Different treatment strategies for acute myocardial infarction have been proposed and applied. The Chest Pain Centre Committee, Medical Quality Control Centre of Cardiovascular Diseases in Liaoning province, China, received great attention from cardiologists [31]. This implies:

  1. All patients with chest pain should be first screened for COVID-19 and be classified into four categories: confirmed, suspected, ruled out, and cannot be ruled out at present (no epidemiological exposure history, no fever, 1–2 clinical manifestations of COVID-19, but insufficient for the suspected patients criteria).
  2. Lung CT scanning and COVID-19 nucleic acid testing should be performed as soon as possible.
  3. Third-grade protection for medical staff should be adopted during the whole medical process.
  4. STEMI (confirmed/suspected COVID-19): if symptom onset is within 12 h, thrombolysis may be the treatment of choice, if indicated. Percutaneous coronary intervention (PCI) is considered only for patients with contraindications or failed thrombolysis. For patients with symptom onset beyond 12 h, optimized medical treatment (OMT) in intensive care unit (ICU) quarantine wards is recommended.
  5. NSTEMI (confirmed/suspected COVID-19): if low or intermediate-risk, OMT in the quarantine wards and selective PCI to be performed after the termination of quarantine.

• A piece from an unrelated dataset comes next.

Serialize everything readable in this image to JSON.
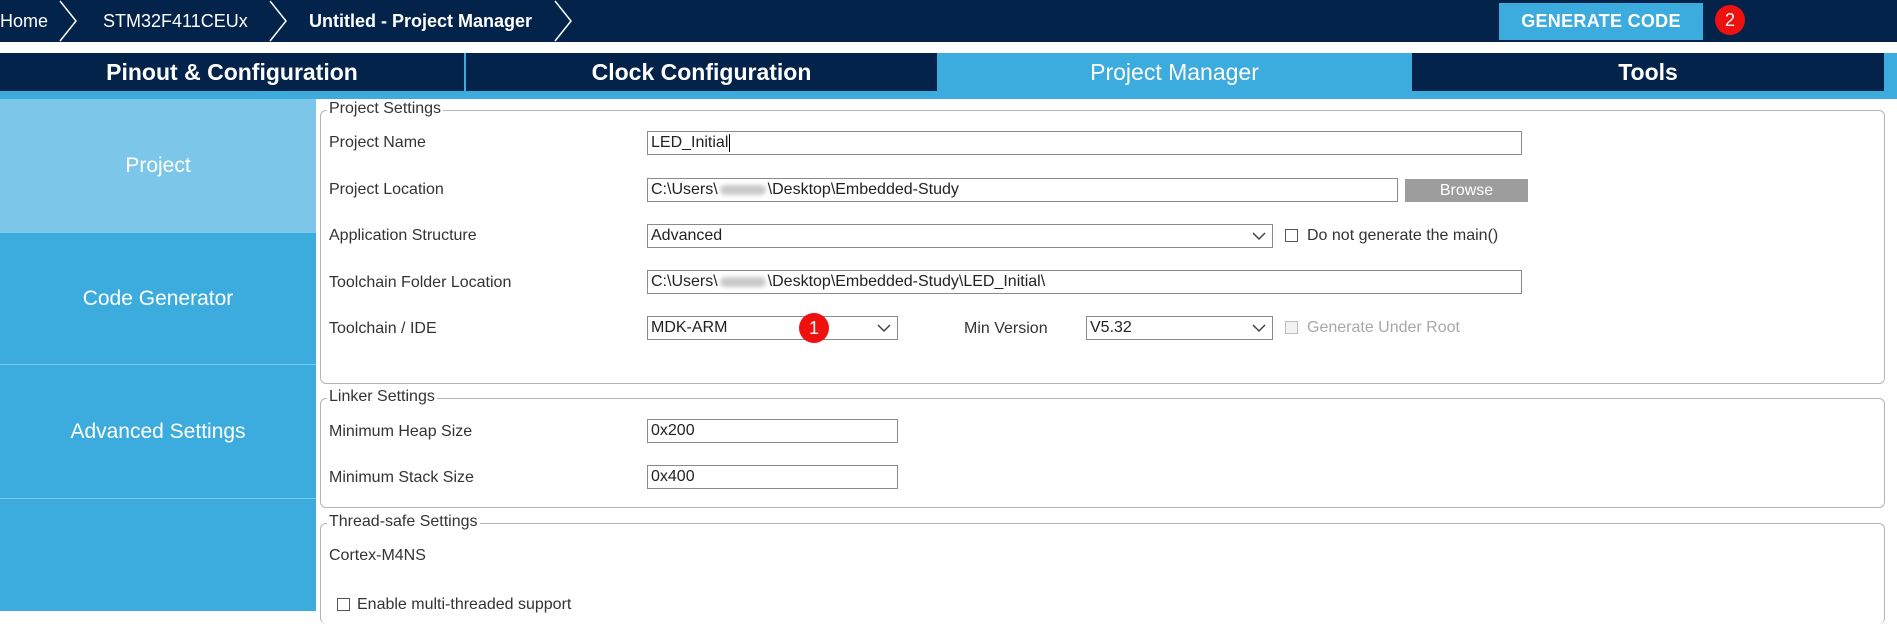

If high or very high-risk (GRACE score >140), early (<24h) or immediate (<2h) PCI following OMT, respectively, in qualified cardiac catheter labs.

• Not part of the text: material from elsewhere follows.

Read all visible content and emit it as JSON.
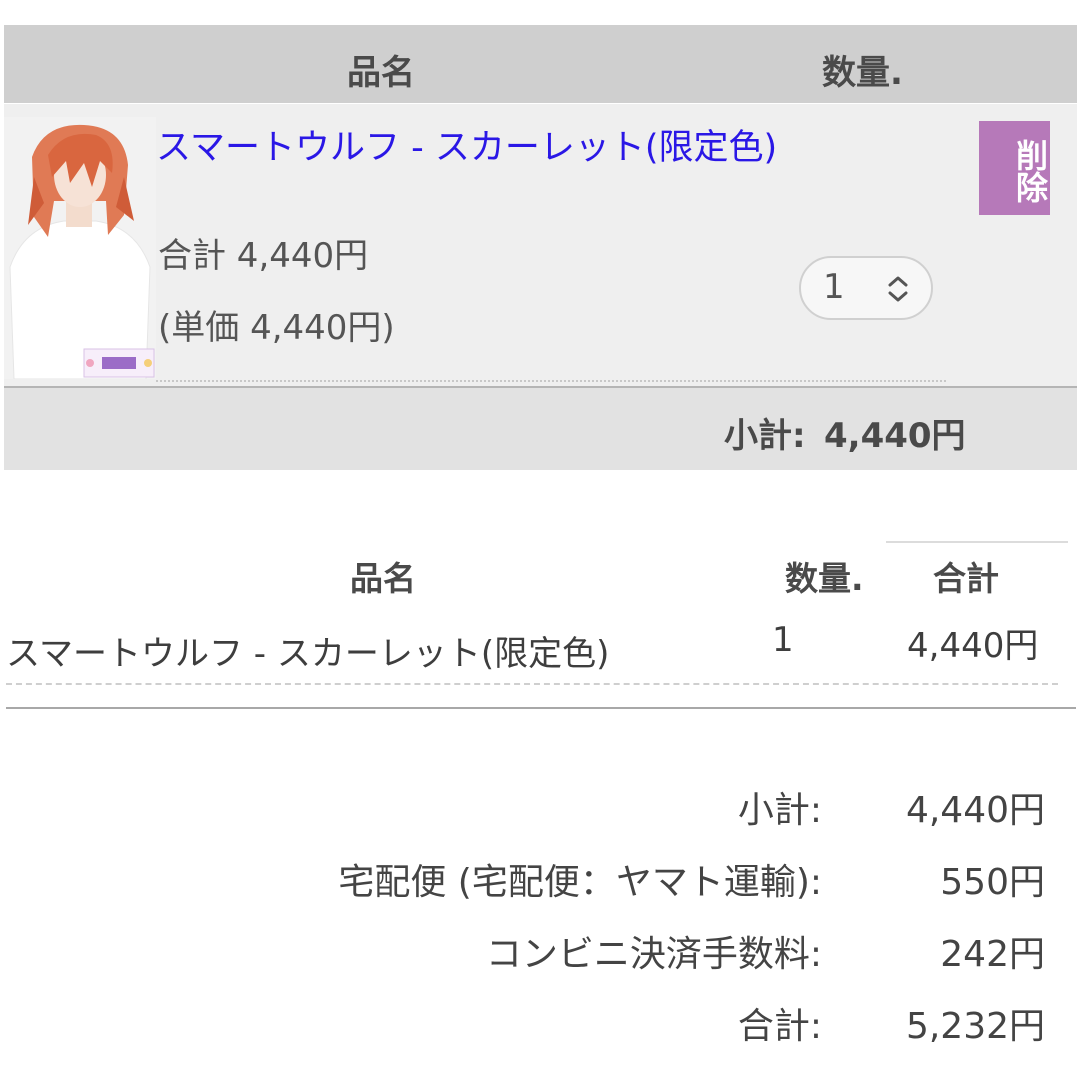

The Society for Cardiovascular Angiography and Interventions (SCAI), the American College of Cardiology (ACC), and the American College of Emergency Physicians (ACEP)  stated that primary PCI should remain the default strategy in patients with clear evidence of a STEMI; if a primary PCI approach is not feasible, a pharmacoinvasive approach may be considered [32].

The European Society of Cardiology and the American College of Cardiology (ACC)/American Heart Association (AHA) STEMI Guidelines both recommend fibrinolytic therapy and pharmacoinvasive strategy if timely primary PCI cannot be achieved [27].

Aksit and colleagues focused on the inflammatory response elicited by SARS-CoV-2; 71.4% of non-survivors and 0.6% of survivors had disseminated intravascular coagulation (DIC) with the majority of non-survivors having raised D-dimer levels [33].  Therefore, the ADP inhibitor Ticagrelor should be considered in the treatment of patients with concomitant COVID-19 related pneumonia and acute myocardial infarction, as it contributes to patient survival [34].

Conclusion

The novel coronavirus SARS-CoV-2 is responsible for Coronavirus disease 2019 (COVID-19), an infectious disease first identified in Wuhan, China, in December 2019. Since then, it has spread rapidly worldwide, resulting in a publish health crisis.

Although SARS-CoV-2 pathogenesis was initially associated with the respiratory system, it has currently been acknowledged that it involves multiple organs, particularly the heart.   Mortality for acute myocardial infarction in ARDS caused by SARS-CoV-2 accounts for 2.6%, with risk factors including older age, hypertension, diabetes mellitus and previous cardiovascular events.

Approximately 5-25% of patients hospitalized with COVID-19 reported elevations in cardiac Troponin, a biomarker which appears to correlate with disease severity and poorer prognosis.

The pathophysiology behind acute myocardial injury is complex and include variable degree of type I and type II myocardial infarction, with a wide range of coronary artery appearances on angiography.

This pandemic has disrupted several protocols of care for emergency cardiac conditions and fibrinolysis has gained a significant role over primary Percutaneous Coronary Intervention.

The COVID-19 pandemic has triggered an explosion of research, which is already providing key knowledge of the disease. Nevertheless, much remains unanswered and requires further analysis, particularly regarding the involvement of the cardiovascular system.

Limitations

There are some limitations inherent to the current literature evaluating the acute myocardial injury in COVID-19, which merit consideration. These include the significant heterogeneity in study design, patient selection and outcomes. Due to the current pandemic, a consistent amount of literature is published in a preprint form, prior to full peer review.

Disclosures

The authors report no conflict of interest.